Sustainable approach to employee engagement
According to the latest research from Hay Group, British workers are the most disengaged and the second most frustrated in Western Europe. Similarly, a survey by Aon last month found that almost half of employees would leave if they could find another job. And the CIPD reports that less than a third of staff trust their leaders to act in their best interests.
The mantra of employee engagement is that an unengaged workforce is also a low performing one. But given recent events, it’s not surprising that large sections of the workforce lack genuine engagement and commitment and are buckling down simply pleased to have a job.
Raising levels of employee performance
One of the responses to this has been to encourage employees to find meaning and purpose through their work. The CIPD’s Shaping the Future research programme, for example, describes effective engagement as being ‘the extent to which organisations [are] able to engender a sense of shared purpose among their employees’ and outlines the importance of ‘employees developing an emotional connection to their organisation’s purpose, internalising it and practising it in their daily routines’.
Others are more outspoken, arguing that the key to raising levels of employee performance is to provide ‘meaning for individuals beyond making money which in turn unlocks discretionary effort’ or that employers need to strike a new contract with their people in which they say, ‘We’ll make your job (and life) more meaningful. You give us your hearts and minds’.
Sustainable business or failure and derailment?
Experience – as well as our research – shows that if it’s done effectively, employees start to believe their outlook and interests are identical to those of the organisation.
Why should this be a problem you might ask? Well, if you are unable to distinguish between your own outlook and interests and that of the organisation for which you work, you tend to pursue your goals regardless, without bothering too much about your responsibility for others or what the outcomes of your actions might mean for them. When you put this beside the behaviour of the investment bankers that precipitated the global financial crisis as well as, previously, those in Enron and Andersen, you begin to get the picture.
Our research illuminated the dynamics in the relationship between leaders and their organisations that can either lead towards long term, sustainable success or business failure and derailment. We found there was a symbiotic relationship between work addicted, highly absorptive corporate cultures and those whom the organisation regarded as its brightest and best.
A large proportion of these rising young stars had little sense of their own purpose and identity. The organisation created an environment in which they could get lost in the process of work, using it as a fix to get ahead, be successful, and avoid feeling. Providing them with a purpose to which they could align their careers had the effect of creating work-addicted, corporate careerists rather than leaders – with little sense of self.
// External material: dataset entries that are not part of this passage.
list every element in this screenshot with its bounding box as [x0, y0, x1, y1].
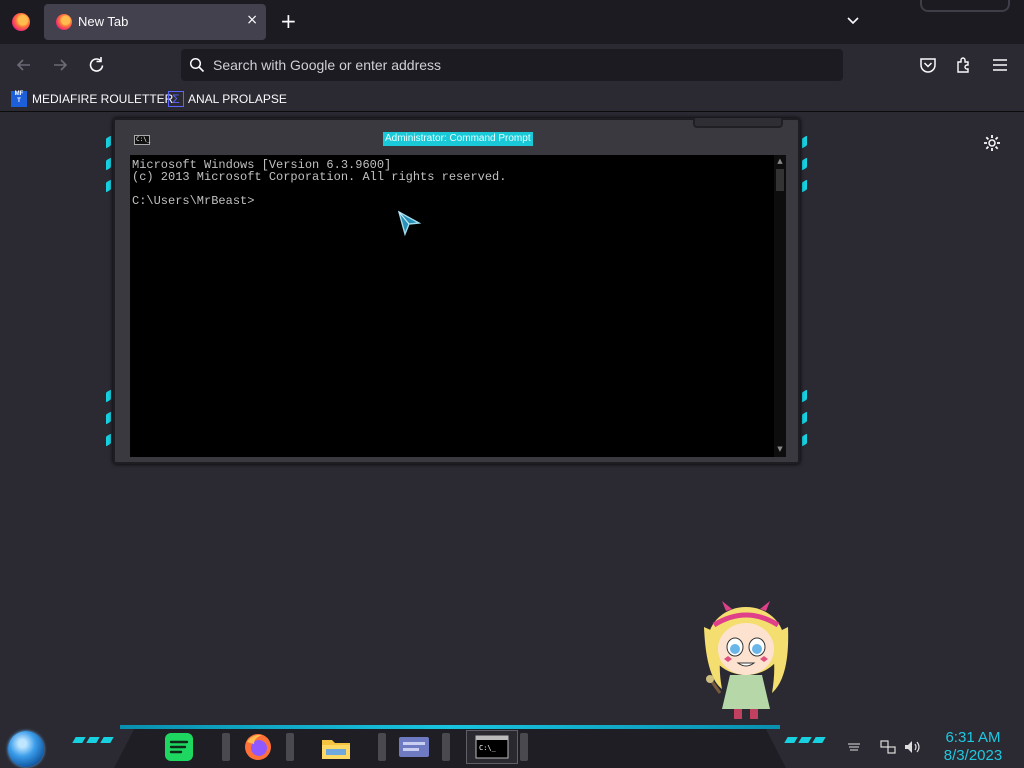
console-output[interactable]: Microsoft Windows [Version 6.3.9600] (c)… [130, 155, 786, 457]
new-tab-button[interactable]: + [280, 9, 297, 33]
clock-time: 6:31 AM [945, 729, 1001, 746]
taskbar-led-decoration [784, 737, 826, 743]
taskbar-separator [442, 733, 450, 761]
taskbar-separator [286, 733, 294, 761]
file-explorer-icon[interactable] [320, 732, 352, 762]
hamburger-menu-icon[interactable] [990, 55, 1010, 75]
command-prompt-window[interactable]: C:\_ Administrator: Command Prompt Micro… [113, 118, 800, 464]
start-button[interactable] [8, 731, 44, 767]
firefox-favicon-icon [56, 14, 72, 30]
bookmark-mediafire-rouletter[interactable]: MF T MEDIAFIRE ROULETTER [11, 89, 173, 109]
volume-icon[interactable] [904, 740, 920, 754]
taskbar-separator [222, 733, 230, 761]
gear-icon[interactable] [982, 133, 1002, 153]
window-frame-decoration [920, 0, 1010, 12]
clock-date: 8/3/2023 [943, 747, 1003, 764]
frame-led-decoration [802, 135, 810, 193]
scrollbar-thumb[interactable] [776, 169, 784, 191]
taskbar-cmd-active[interactable]: C:\_ [466, 730, 518, 764]
bookmarks-toolbar: MF T MEDIAFIRE ROULETTER Σ ANAL PROLAPSE [0, 86, 1024, 112]
show-hidden-icons-icon[interactable] [846, 740, 862, 754]
desktop-screen: New Tab × + Search with Google or enter … [0, 0, 1024, 768]
console-prompt-line: C:\Users\MrBeast> [132, 194, 255, 208]
reload-icon[interactable] [85, 54, 107, 76]
bookmark-label: ANAL PROLAPSE [188, 92, 287, 106]
address-bar[interactable] [181, 49, 843, 81]
mediafire-favicon-icon: MF T [11, 91, 27, 107]
mouse-cursor-icon [397, 210, 422, 237]
frame-led-decoration [802, 389, 810, 447]
extensions-puzzle-icon[interactable] [954, 55, 974, 75]
taskbar-accent-strip [120, 725, 780, 729]
new-tab-page: C:\_ Administrator: Command Prompt Micro… [0, 113, 1024, 725]
browser-tab-bar: New Tab × + [0, 0, 1024, 44]
browser-nav-bar [0, 44, 1024, 86]
network-icon[interactable] [880, 740, 896, 754]
command-prompt-icon: C:\_ [475, 735, 509, 759]
tab-close-icon[interactable]: × [246, 12, 258, 28]
firefox-view-icon[interactable] [12, 13, 30, 31]
pocket-icon[interactable] [918, 55, 938, 75]
scroll-down-arrow-icon[interactable]: ▼ [776, 445, 784, 453]
window-title: Administrator: Command Prompt [383, 132, 533, 146]
tab-list-chevron-icon[interactable] [846, 14, 860, 28]
taskbar-separator [520, 733, 528, 761]
svg-text:C:\_: C:\_ [479, 744, 497, 752]
command-prompt-icon[interactable]: C:\_ [134, 135, 150, 145]
taskbar: C:\_ 6:31 AM 8/3/2023 [0, 725, 1024, 768]
tab-label: New Tab [78, 14, 129, 29]
taskbar-track [114, 729, 786, 768]
back-arrow-icon[interactable] [13, 54, 35, 76]
taskbar-clock[interactable]: 6:31 AM 8/3/2023 [932, 729, 1014, 765]
cartoon-girl-mascot-icon [704, 601, 789, 719]
console-line-2: (c) 2013 Microsoft Corporation. All righ… [132, 170, 507, 184]
sigma-favicon-icon: Σ [168, 91, 184, 107]
search-icon [189, 57, 205, 73]
firefox-icon[interactable] [242, 732, 274, 762]
control-panel-icon[interactable] [398, 732, 430, 762]
address-input[interactable] [213, 53, 813, 77]
bookmark-label: MEDIAFIRE ROULETTER [32, 92, 174, 106]
tab-new-tab[interactable]: New Tab × [44, 4, 266, 40]
taskbar-separator [378, 733, 386, 761]
spotify-icon[interactable] [163, 732, 195, 762]
forward-arrow-icon[interactable] [49, 54, 71, 76]
window-frame-decoration [693, 118, 783, 128]
taskbar-led-decoration [72, 737, 114, 743]
scroll-up-arrow-icon[interactable]: ▲ [776, 157, 784, 165]
bookmark-anal-prolapse[interactable]: Σ ANAL PROLAPSE [168, 89, 287, 109]
console-scrollbar[interactable]: ▲ ▼ [774, 155, 786, 457]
It also created a fertile environment for job burnout to occur because it reinforced the unhealthy, co-dependent relationship they had with their work, in which the story of the organisation and their role within it had become their story.
Supporting your employees
Meaning and purpose have to be satisfied at an individual level and cannot either practically or ethically be satisfied at a collective one. Using work as a substitute for identity – for meaning and purpose in one’s life – eventually leads to anomie, where employees have no rooted sense of self or character, over-accommodate themselves to others and lose their moral compass and sense of purpose.
So if supplying employees with ready made purpose is unethical and unsustainable at a human as well as business level, what’s the alternative for the enlightened organisation looking to sustainably engage its workforce?
We believe it is to support employees in finding their own purpose and exploring how this relates to the organisation’s purpose. In essence we are proposing a transparent process in which employees explicitly negotiate the relationship between their own sense of personal purpose and that of the organisation.
In practice this means finding the appropriate forum for employees to play an active, conscious role in determining how they engage with their organisation.
Leadership and other development programmes provide an environment in which this ‘negotiated engagement’ can be done safely and as part of an overall learning agenda. Having explored the organisation’s purpose and dominant cultural norms, get programme participants to define to which aspects do they feel committed? Which aspects do they simply accept – to which they do not feel committed, but equally they do not feel strongly enough about to change? And finally, which aspects do they seek to change?
Emotional connection between employee and employer
We believe that sustainable organisation performance is dependent on there being sufficient congruence between employees’ personal purpose and the shared purpose of the organisation. In order for employees to develop an emotional connection to that shared purpose, it is necessary for an employee’s personal purpose to be allowed to flourish, and thus to make human life within the organisation sustainable.
The employee as powerful agent in relationship with the organisation is one of the key hallmarks of what we call ‘sustainable engagement’. It challenges old thinking about mangers decreeing and employees implementing, and makes the health of the relationship between the organisation and the individual employee central to organisation performance.
Most of all, it enables a move from authoritarian to participative cultures, fostering a more distributed model of leadership and a more widely shared sense of responsibility and ethical practice in our corporations.